Tuesday, June 12, 2012

Lessons from a Long Year

My school year ended yesterday. It was a long one, though not quite as long as last. My classes were wonderful, filled with earnest and intelligent young men and women. But it was a year in which adults didn't always play nicely with one another, myself included.

Our outgoing chair left us with schedules that made hardly anyone happy. I'll have wonderful classes, though I'll have to work hard (more than 90% of my schedule is Advanced Placement). One colleague will pick up a challenging course he's never had before, in addition to the already challenging course he teaches. Another lost a course she invested a great deal into. Another got a back-handed compliment like mine.

The schedules were the fruit of a war of attrition fought between that outgoing chair and many in the department who never sufficiently bent the knee. Wait, that's cynical. Many in the department never offered the respect due the position. Relationships weren't there allowing adults to reasonably discuss good options in the best interest of the kids. As a result, we're left with schedules that reward friends and chastise enemies.

Sigh. In today's climate we need to be grateful for jobs, for jobs with wonderful kids, and for jobs with outstanding colleagues.

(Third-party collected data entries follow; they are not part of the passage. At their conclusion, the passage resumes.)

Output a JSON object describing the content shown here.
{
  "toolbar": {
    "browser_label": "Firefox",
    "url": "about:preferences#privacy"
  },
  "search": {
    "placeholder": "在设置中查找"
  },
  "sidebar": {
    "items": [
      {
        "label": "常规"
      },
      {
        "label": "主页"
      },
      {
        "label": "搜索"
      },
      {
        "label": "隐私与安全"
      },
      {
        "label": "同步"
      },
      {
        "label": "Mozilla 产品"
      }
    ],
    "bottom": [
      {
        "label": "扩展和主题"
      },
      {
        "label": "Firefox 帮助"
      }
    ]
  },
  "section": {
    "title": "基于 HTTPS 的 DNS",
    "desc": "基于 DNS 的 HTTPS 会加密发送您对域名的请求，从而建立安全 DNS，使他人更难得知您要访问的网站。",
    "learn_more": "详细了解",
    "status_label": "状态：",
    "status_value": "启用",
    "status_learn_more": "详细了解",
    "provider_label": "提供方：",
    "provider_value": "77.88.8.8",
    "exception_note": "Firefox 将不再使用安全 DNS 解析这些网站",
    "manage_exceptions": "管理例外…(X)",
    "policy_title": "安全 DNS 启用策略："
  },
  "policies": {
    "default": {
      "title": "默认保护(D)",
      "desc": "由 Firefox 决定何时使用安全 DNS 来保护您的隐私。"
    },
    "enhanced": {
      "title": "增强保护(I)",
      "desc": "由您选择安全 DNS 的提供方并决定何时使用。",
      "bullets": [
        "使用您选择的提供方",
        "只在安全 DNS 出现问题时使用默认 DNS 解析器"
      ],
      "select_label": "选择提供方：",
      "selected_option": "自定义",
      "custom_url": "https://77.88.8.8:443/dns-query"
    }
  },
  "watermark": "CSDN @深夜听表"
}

So, what have I learned (or re-learned) from 2011-12? The lessons go like this:

1) Relationships matter.
2) Small difficult conversations marked by candor and honesty make large impossible conversations less likely.
3) There is much more cost than benefit from discussing colleagues.
4) A shared set of values matters. I know this from working in an absence of them. Are we here for the kids? The program? The school? Or ourselves?
5) Making everyone's happiness a goal is to set oneself up for failure.